The headline is real and the number is enormous: Roch Cholowsky, the first overall pick in the 2026 MLB Draft, has agreed to terms with the Chicago White Sox on a contract that includes a record-breaking $10.35 million signing bonus, the largest ever handed to a drafted player. The White Sox didn't flinch at the slot, they blew past the conversation.
This is a futures story, not a run-line story. Cholowsky isn't walking into Guaranteed Rate Field this week and changing a rotation. He is the most important piece the White Sox have added in years precisely because of what he represents: a legitimate top-of-the-rotation arm or impact bat arrived at the very top of what has been a painful and prolonged rebuild. Chicago earned this pick the hard way. Now they've committed to it at a record price, which tells you something about how the front office views his ceiling. That's a tell.

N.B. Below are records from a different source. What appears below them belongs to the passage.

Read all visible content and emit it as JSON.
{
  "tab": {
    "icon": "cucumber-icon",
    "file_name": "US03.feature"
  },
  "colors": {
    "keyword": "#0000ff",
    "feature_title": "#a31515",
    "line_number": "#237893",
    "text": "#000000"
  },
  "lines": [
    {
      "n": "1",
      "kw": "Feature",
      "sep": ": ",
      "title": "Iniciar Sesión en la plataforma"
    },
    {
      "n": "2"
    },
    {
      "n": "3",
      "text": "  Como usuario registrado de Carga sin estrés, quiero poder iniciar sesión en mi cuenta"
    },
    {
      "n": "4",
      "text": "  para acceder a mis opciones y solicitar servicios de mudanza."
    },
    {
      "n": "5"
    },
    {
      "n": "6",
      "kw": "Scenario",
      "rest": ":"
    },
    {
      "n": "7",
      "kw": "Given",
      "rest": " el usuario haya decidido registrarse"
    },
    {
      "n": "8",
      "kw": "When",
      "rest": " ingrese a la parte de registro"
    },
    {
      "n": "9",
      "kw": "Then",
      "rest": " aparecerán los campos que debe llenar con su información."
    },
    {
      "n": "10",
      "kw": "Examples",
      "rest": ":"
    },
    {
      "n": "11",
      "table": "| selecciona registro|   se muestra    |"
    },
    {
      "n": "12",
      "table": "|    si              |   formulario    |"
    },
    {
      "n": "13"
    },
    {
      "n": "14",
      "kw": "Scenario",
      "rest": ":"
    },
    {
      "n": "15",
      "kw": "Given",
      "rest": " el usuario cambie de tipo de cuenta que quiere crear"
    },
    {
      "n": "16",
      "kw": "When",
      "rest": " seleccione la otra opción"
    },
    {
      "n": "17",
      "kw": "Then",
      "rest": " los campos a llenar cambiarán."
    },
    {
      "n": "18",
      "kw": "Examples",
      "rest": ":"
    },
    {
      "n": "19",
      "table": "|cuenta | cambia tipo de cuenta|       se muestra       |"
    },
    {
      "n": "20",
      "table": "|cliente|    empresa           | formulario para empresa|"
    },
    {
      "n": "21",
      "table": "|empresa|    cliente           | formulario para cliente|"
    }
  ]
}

For bettors, the place this matters is on multi-season futures and franchise trajectory bets, if your book spreads them. On the 2026 win-total market, Cholowsky is not a same-year mover. The White Sox are where they are this season, and a signed bonus doesn't change a single rotation slot or lineup card before September. But if you have been eyeing a long World Series future on Chicago at a price that reflects a still-rebuilding club, the calculus just shifted a degree. The commitment of $10.35 million is an organizational signal as much as it is a contract.
What I'm watching next is whether any books shade the White Sox's 2027 or long-range futures at all on the back of this news, and whether the reporting fills in what position Cholowsky plays and how quickly the organization projects his timeline to the majors. Those details would confirm or cool the futures conversation. Right now, the signing is confirmed and the number is record-setting. The rest is still projection.
Nothing here clears a same-week edge. But the White Sox just told you they are building something. Mind the gap like it owes you money when the futures price catches up.